Late in 2011, a systems administrator noticed suspicious entries in his SSH log files. The payloads did not conform to the protocol—instead they were just long random-looking byte strings. Careful analysis of the log files revealed a pattern: IP addresses in China sent these strange payloads, and the triggering event was a genuine SSH login, by a real user, from a different Chinese IP address. The administrator concluded that the probes must be related to censorship by the Great Firewall of China (GFW) and moved on. His writeup of these events became the first public documentation of what we call active probing, a critical component in the real-time, versatile, and nation-scale traffic classification system commonly known as the “Great Firewall.”
Active probing is the most recent step in the ongoing arms race of Internet censorship. Users set up proxies to circumvent blocks; censors responded by identifying and blocking proxies by deep packet inspection (DPI); and circumventors made proxy protocols more difficult to detect in turn. Deprived of its capacity for easy, passive protocol identification, the censor now goes straight to the source and interrogates the server directly after it sees a potentially suspicious connection. The censor acts like a user by issuing its own connections to a suspected proxy server, as illustrated in the diagram to the right. If the server responds using a prohibited protocol, then the censor now takes some blocking action, such as adding its IP address to a blacklist.
In this research project, we improve on existing knowledge and study the following aspects of the GFW:
Our results show that the system operates in real-time, but suspends regularly for a short amount of time. It currently blocks at least five circumvention protocols and is upgraded regularly. We show that the system makes use of a vast amount of IP addresses, provide evidence that all these IP addresses are controlled by a central system, and we determined the location of the Great Firewall's sensors. We also publish our datasets and code to stimulate more research.

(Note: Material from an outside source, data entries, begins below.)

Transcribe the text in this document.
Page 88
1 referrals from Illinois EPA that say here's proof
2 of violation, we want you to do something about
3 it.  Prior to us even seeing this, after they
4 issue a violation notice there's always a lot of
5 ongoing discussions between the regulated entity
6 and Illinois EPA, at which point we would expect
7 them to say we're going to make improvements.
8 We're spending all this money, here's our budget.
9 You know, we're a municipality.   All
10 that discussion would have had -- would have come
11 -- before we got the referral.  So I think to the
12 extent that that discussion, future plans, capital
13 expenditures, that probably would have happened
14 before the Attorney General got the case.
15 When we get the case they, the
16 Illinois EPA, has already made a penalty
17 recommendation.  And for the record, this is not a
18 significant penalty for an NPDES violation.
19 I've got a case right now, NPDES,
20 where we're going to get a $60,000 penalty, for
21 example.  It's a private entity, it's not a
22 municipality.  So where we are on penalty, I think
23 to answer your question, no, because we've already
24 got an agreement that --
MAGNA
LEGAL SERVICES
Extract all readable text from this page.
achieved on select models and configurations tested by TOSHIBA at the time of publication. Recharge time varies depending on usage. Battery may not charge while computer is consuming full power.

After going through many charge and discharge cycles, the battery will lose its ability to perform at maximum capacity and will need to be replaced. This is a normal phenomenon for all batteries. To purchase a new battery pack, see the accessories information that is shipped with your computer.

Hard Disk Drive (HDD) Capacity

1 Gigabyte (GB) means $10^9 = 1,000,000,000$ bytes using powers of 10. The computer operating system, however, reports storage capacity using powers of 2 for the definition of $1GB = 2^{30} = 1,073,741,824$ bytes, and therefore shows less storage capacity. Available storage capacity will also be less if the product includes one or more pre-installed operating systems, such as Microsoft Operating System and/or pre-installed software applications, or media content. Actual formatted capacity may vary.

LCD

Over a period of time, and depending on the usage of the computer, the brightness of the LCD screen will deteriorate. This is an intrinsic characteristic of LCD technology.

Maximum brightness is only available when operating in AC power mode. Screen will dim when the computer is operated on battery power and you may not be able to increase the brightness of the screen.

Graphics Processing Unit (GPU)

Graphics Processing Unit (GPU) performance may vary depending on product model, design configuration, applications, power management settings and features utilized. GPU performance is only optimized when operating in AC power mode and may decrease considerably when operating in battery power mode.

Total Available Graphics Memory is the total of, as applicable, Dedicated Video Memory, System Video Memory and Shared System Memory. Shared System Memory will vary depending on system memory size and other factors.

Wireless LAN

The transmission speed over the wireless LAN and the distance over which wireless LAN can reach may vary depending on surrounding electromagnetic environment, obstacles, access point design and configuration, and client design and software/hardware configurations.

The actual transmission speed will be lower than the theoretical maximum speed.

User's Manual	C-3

This material is based upon work supported in part by the National Science Foundation under grant nos. #1223717, #1518918, #1540066, and #1518882. This work was also supported in part by funding from the Open Technology Fund through the Freedom2Connect Foundation and from the US Department of State, Bureau of Democracy, Human Rights and Labor. The opinions in this work are those of the authors and do not necessarily reflect those of any funding agency or governmental organization.
Our research paper was presented at the Internet Measurement Conference 2015 in Tokyo, Japan. We also presented our work at the 32nd Chaos Communication Congress in Hamburg, Germany.
Examining How the Great Firewall Discovers Hidden Circumvention Servers [pdf, bib, IMC slides, 32C3 slides]
852ad06879d41b4614ad4e6f7658c371e16bcd27
git clone https://github.com/NullHypothesis/active-probing-tools.git
c245bb3c2f4b080a32878c192ca39a0c82adbc9d
git clone https://www.bamsoftware.com/git/active-probing.git
There are a few simple things you can do to check your own computer systems for evidence of active probing. Did you find something interesting? Let us know!
The IP address 202.108.181.70 is disproportionately involved in active probing (sending half of all probes in one study), for reasons we do not understand.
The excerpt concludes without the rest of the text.